Sunday, June 17, 2012

Preparatory Meeting for CBD COP11 in Burundi

From 9-14 June, the African regional preparatory meeting for indigenous peoples and local communities for the 11th Conference of the Parties (COP11) to the Convention on Biological Diversity (CBD) took place in Bujumbura, Burundi. The meeting was co-hosted by the CBD Secretariat, the ABS Capacity Development Initiative, the Indigenous Peoples of Africa Coordinating Committee (IPACC), the Indigenous Information Network (IIN), and the Unissons-nous pour la Promotion des Batwa (UNIPROBA). The agenda of the meeting is available here.

The meeting contained specific capacity development sessions on Article 8(j) of the CBD, the Nagoya Protocol on Access and Benefit Sharing (ABS), biocultural community protocols, and intellectual property rights.
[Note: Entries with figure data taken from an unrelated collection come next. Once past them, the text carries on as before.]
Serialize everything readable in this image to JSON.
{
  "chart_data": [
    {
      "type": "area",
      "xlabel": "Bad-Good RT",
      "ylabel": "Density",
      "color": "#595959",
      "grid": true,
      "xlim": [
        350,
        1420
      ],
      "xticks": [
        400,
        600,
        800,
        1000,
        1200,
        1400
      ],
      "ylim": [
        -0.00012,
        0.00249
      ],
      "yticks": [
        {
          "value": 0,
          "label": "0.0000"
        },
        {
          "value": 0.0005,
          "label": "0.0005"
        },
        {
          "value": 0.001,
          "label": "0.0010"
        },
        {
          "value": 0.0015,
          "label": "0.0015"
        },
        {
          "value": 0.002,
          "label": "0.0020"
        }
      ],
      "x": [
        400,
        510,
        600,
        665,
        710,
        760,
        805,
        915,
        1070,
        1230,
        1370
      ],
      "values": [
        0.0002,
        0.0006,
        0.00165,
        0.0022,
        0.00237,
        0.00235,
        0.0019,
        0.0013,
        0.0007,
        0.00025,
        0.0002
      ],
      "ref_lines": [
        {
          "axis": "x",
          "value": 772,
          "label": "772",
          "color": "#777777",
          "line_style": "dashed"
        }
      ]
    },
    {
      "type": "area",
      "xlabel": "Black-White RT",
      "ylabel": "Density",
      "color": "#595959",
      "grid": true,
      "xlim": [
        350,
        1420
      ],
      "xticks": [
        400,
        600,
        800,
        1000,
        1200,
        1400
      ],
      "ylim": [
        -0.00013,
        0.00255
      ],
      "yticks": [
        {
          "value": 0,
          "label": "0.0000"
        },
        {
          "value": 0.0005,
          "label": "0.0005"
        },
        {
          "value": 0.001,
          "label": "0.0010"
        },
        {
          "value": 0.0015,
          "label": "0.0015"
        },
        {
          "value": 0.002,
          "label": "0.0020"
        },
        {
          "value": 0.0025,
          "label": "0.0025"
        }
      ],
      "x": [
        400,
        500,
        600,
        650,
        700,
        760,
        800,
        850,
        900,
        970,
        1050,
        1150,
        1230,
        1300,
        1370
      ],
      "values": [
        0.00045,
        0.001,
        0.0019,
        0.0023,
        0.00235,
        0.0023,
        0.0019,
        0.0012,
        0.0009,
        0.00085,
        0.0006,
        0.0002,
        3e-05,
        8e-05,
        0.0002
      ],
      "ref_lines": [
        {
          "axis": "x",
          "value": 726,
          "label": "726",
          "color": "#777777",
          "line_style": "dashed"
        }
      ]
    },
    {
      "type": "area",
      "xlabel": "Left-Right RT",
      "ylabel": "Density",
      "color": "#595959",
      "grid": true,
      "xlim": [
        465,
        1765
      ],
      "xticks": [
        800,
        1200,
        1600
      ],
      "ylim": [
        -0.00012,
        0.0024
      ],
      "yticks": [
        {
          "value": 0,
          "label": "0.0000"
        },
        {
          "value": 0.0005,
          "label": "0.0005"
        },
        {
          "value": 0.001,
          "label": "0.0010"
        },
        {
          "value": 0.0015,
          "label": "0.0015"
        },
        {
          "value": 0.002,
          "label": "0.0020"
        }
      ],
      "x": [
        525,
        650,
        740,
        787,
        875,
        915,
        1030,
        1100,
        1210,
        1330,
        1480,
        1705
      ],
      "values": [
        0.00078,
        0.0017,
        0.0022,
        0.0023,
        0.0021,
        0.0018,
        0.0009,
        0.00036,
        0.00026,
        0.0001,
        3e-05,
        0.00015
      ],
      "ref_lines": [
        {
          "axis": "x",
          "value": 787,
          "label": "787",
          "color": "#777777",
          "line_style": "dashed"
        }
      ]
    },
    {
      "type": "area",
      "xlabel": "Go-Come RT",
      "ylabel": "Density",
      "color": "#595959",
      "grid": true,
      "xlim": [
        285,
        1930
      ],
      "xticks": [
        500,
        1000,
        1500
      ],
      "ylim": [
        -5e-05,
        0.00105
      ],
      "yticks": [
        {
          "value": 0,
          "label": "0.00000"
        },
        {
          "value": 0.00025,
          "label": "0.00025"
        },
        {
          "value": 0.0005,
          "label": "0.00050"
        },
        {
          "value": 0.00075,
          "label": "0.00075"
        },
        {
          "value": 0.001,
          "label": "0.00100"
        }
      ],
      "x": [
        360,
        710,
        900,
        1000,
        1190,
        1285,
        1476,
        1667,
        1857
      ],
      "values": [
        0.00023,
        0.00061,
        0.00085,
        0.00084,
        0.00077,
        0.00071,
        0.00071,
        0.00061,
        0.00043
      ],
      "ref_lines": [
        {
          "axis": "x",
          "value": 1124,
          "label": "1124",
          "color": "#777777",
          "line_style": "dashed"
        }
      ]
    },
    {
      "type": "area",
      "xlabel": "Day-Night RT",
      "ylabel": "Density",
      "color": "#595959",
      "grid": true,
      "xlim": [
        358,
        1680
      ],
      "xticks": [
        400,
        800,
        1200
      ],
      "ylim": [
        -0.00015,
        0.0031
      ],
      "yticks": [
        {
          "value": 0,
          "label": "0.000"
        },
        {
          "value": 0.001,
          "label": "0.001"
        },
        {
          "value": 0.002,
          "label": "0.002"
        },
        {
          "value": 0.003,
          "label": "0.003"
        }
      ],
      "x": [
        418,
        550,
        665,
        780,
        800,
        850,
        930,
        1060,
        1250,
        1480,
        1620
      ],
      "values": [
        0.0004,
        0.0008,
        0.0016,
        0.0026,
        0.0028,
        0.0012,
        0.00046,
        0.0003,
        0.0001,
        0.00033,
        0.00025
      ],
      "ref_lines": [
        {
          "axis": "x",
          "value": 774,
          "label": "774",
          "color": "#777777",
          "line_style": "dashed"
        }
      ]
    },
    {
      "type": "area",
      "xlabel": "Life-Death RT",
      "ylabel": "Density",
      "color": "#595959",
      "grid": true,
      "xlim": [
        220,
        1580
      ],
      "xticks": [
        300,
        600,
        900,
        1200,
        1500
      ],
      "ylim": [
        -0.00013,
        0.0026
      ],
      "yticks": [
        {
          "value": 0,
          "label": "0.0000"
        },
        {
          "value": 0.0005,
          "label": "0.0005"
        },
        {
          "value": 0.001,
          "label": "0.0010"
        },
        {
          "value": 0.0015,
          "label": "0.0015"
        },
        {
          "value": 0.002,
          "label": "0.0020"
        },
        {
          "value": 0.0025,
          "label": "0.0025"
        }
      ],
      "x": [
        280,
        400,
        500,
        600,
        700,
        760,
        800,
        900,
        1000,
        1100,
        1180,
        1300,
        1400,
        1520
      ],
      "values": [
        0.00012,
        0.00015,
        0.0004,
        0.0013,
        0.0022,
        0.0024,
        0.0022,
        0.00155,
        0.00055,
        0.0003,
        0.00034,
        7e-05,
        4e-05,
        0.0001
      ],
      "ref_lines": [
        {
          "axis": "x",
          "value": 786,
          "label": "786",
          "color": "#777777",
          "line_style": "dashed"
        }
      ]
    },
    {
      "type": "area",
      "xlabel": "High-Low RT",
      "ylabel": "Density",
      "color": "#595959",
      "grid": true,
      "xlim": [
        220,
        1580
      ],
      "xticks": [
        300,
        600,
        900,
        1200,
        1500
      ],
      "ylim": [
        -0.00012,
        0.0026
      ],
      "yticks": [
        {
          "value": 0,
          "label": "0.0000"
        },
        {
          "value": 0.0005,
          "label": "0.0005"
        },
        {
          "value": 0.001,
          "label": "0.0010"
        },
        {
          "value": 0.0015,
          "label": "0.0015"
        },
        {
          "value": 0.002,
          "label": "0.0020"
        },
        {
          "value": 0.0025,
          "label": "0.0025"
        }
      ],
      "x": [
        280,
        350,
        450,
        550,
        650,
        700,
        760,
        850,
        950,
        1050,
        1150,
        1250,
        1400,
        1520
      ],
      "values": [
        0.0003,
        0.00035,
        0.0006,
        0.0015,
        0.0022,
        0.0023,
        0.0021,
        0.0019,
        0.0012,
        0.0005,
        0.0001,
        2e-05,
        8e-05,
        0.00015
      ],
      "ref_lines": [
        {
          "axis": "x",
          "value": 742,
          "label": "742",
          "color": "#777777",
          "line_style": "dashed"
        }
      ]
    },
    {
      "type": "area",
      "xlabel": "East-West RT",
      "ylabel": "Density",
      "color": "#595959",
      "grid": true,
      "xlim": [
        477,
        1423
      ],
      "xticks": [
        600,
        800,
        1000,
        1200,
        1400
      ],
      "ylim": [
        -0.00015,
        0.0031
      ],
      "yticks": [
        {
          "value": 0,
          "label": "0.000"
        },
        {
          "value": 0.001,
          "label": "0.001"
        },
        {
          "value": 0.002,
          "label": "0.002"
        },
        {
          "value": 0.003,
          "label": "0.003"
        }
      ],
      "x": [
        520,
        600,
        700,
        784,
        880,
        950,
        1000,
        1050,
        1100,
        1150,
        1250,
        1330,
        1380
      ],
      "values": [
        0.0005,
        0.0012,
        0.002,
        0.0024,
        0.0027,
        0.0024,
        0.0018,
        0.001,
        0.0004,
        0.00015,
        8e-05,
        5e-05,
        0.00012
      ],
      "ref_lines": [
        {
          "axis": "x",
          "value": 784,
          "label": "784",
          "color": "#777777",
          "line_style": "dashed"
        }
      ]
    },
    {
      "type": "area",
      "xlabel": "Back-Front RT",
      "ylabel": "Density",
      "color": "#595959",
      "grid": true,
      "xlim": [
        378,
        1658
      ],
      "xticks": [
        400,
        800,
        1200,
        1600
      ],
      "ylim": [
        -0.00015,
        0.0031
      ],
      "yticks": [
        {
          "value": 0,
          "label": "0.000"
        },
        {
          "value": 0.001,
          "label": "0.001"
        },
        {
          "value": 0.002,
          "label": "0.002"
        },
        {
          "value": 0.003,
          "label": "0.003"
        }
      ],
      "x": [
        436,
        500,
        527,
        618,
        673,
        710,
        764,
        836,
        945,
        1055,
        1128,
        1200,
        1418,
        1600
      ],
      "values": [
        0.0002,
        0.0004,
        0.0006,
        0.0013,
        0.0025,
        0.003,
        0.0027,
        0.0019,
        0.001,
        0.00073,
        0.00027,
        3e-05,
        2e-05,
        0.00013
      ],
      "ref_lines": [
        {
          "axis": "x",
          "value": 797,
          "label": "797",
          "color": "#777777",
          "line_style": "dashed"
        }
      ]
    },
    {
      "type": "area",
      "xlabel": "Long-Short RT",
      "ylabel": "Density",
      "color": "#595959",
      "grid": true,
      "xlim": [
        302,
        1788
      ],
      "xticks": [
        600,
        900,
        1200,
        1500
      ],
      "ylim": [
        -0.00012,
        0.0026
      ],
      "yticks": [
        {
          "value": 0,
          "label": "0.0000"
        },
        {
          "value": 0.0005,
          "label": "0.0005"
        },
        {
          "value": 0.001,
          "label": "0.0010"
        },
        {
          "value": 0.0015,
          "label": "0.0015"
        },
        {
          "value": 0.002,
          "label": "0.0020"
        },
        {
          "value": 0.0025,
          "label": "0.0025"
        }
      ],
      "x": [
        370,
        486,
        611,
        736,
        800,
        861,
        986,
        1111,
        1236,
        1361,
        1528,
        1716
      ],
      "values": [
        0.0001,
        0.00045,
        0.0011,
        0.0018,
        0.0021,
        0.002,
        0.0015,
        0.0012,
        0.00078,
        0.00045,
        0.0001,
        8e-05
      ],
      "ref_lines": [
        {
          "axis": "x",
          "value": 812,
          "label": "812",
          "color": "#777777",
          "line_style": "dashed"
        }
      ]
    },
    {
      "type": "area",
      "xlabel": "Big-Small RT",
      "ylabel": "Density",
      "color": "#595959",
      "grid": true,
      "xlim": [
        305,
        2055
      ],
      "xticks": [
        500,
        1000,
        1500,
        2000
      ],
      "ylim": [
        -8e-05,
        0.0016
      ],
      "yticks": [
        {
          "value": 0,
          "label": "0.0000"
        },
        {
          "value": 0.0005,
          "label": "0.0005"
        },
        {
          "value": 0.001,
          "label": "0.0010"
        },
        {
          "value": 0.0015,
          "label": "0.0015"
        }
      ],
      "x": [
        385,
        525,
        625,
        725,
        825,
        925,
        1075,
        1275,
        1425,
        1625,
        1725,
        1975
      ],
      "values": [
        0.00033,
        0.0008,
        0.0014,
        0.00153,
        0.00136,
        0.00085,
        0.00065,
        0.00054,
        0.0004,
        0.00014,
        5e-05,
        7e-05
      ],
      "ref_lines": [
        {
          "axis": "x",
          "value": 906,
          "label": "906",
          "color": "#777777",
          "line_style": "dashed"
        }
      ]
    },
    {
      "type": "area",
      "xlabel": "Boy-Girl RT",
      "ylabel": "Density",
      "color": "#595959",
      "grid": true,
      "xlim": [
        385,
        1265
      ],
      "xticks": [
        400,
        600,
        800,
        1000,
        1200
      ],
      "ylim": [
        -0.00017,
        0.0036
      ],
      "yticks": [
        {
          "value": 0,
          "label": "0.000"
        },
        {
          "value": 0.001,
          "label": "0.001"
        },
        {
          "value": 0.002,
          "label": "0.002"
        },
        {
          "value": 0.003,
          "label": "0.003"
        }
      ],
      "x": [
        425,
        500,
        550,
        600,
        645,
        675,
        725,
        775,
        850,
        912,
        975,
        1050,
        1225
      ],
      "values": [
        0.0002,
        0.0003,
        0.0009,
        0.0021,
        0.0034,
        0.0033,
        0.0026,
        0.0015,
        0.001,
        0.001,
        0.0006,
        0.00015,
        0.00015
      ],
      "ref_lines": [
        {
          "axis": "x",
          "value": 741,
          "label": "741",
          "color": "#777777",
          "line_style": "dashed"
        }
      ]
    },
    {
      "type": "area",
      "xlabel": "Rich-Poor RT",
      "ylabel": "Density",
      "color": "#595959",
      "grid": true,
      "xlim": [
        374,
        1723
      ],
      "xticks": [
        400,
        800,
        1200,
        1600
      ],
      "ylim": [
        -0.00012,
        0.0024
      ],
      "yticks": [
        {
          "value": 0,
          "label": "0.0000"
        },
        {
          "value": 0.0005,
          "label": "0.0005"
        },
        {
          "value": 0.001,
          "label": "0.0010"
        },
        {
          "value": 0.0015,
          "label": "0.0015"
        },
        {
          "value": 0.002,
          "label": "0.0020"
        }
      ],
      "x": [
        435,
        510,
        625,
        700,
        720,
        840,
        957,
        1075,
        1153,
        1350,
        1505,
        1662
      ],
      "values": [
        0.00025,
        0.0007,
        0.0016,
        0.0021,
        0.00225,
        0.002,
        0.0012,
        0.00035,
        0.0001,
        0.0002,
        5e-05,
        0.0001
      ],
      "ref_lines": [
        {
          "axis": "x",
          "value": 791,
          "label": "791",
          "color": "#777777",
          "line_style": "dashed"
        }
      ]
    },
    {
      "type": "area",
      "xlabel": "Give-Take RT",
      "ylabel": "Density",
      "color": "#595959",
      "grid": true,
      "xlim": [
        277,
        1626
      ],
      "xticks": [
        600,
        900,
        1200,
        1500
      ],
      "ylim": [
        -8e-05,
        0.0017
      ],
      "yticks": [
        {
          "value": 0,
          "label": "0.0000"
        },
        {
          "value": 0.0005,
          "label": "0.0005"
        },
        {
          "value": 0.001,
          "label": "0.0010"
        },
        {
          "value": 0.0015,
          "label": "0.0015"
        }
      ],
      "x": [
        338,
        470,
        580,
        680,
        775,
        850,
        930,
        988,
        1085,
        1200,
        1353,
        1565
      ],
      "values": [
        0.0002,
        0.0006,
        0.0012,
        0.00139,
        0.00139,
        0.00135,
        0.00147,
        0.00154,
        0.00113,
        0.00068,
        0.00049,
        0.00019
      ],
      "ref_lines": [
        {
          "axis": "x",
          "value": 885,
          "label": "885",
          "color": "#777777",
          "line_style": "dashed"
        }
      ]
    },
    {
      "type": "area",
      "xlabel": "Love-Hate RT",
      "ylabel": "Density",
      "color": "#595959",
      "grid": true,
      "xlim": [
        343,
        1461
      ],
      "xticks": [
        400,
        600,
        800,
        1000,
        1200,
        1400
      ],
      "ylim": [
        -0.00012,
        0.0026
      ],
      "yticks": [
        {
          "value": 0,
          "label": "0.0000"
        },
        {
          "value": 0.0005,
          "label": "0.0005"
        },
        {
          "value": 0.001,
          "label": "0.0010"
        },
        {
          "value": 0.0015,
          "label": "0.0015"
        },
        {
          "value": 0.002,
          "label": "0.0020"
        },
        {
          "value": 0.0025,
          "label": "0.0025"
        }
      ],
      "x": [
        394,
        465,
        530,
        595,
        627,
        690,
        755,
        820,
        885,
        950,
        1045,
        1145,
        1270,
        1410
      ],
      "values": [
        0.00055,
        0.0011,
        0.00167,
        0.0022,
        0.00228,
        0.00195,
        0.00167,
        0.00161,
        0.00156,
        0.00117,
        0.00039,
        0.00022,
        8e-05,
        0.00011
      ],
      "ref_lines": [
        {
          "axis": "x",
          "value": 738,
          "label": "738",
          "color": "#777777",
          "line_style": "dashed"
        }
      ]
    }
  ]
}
It also served as an opportunity for the 55 representatives of indigenous peoples and local communities from 21 African countries to strategize ahead of COP11, which will take place in October in Hyderabad, India. Gino Cocchiaro, Lassana Kone and Johanna von Braun (Natural Justice) supported the meeting by holding a session on biocultural community protocols as well as co-facilitating a two-day training session on intellectual property rights and ABS.

In the meeting’s closing panel, which included Burundi's Minister of Environment, Water, Public Works and Urban Planning, Lucy Mulenkei (IIN) highlighted the importance of such meetings for indigenous peoples and local communities in Africa to be prepared for intergovernmental meetings. She also appealed directly to the Minister to lobby other African governments to pay more attention to environmental matters, to ratify the Nagoya Protocol, and to support indigenous peoples and local communities.  The Minister, in turn, expressed his government’s commitment to spare no efforts to support indigenous peoples and local communities in their struggles and to promote human rights in general and in particular those of indigenous peoples, including those of Burundi’s large local Batwa community. He ended the workshop with the words: "Long live international cooperation! Long live the CBD! Long live indigenous people! And long live Burundi!"